Galactomyces

Scientific classification
- Kingdom: Fungi
- Division: Ascomycota
- Class: Dipodascomycetes
- Order: Dipodascales
- Family: Dipodascaceae
- Genus: Galactomyces Redhead & Malloch
- Type species: Galactomyces geotrichum (E.E. Butler & L.J. Petersen) Redhead & Malloch
- Species: See article

= Galactomyces =

Genus of fungi

Galactomyces is a former genus of fungi in the family Dipodascaceae. It consisted of several species names for teleomorph states of species now mostly placed in the genus Geotrichum

==Taxonomy==
The genus contained the species Galactomyces candidus, Galactomyces geotrichum, Galactomyces pseudocandidus, Galactomyces reessii and G. citri-aurantii, all now placed in Geotrichum, while the genus name itself is now considered a synonym to Dipodascus. As of 2026 Galactomyces britannicus has not yet been reassinged to an accepted genus.

==Applications==
Galactomyces Ferment Filtrate is a nutrient dense yeast and a byproduct of fermented sake. In cosmetics, it is used as a moisturizing agent and has antioxidant effects. It improves the skin's moisture barrier, helping to protect the skin from environmental stress.

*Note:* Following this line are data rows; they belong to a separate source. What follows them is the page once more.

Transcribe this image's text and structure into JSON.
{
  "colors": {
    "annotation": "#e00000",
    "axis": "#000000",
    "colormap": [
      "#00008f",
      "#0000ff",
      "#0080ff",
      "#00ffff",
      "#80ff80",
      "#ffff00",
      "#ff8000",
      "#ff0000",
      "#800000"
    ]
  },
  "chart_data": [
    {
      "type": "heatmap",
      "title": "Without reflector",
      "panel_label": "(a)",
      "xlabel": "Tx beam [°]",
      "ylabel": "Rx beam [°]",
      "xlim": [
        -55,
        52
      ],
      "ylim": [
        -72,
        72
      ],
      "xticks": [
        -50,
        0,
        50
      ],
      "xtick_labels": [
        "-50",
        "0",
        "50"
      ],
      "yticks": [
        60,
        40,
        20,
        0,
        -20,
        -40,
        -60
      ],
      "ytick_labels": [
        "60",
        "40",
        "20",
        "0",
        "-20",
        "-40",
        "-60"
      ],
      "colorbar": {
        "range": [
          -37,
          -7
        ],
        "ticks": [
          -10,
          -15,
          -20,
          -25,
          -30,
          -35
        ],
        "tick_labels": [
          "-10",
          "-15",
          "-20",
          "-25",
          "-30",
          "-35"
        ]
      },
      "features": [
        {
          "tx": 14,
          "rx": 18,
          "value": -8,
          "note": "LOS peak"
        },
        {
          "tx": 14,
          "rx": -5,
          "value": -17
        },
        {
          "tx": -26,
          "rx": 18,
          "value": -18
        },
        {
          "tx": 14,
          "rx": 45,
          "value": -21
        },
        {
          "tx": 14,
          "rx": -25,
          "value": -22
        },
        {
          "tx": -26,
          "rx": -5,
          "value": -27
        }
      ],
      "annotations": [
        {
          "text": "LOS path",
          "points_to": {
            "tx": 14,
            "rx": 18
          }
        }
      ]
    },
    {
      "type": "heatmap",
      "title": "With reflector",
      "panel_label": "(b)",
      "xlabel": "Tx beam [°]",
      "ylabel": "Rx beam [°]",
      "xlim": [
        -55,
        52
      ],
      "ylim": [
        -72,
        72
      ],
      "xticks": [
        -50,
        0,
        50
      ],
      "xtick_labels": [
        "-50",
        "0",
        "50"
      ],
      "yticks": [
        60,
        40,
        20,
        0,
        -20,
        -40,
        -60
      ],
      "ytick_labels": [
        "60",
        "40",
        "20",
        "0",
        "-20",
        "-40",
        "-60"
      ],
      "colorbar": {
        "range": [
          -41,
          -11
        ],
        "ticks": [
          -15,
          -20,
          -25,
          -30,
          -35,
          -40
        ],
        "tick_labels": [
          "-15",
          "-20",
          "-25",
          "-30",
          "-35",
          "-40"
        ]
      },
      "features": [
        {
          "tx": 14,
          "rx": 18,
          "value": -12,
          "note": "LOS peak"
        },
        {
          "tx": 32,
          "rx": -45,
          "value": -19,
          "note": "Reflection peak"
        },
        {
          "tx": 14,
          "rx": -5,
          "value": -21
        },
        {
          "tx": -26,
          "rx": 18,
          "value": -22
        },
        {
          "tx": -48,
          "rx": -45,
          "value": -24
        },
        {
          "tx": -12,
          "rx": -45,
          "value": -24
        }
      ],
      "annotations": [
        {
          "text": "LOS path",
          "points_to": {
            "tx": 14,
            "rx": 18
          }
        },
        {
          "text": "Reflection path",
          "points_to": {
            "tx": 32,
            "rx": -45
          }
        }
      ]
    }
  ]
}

In a study submitted to the Asian Journal of Beauty and Cosmetology, researchers evaluated the effects of essence-formed cosmetic ingredients containing the galactomyces ferment filtrate on human skin improvements in keratinization, pores, sebum excretion, brightness, and acne. For analyzing the effects, twenty volunteers participated and each results was determined by using the essence containing 97% of galactomyces ferment filtrate on their faces in three times. The results showed that the number of the enlarged pores and blackheads on the volunteer's faces were significantly reduced more than 15.66 and 21.84% respectively by using the essence, as compared to the number of enlarged and clogged pores on the untreated control faces. Also, the amount of sebum and keratin in faces were meaningfully reduced by 64.17% and 16.47%, respectively. They further demonstrated that the levels of skin brightness were improved after treatment of the reagent by 2.49%. Moreover, the number of comedones were decreased 9.59%. Survey analysis showed that the volunteers had high personal satisfaction levels after using the reagents. Collectively, the results indicated that the galactomyces containing essence-formed cosmetics have an improved effect on facial skin.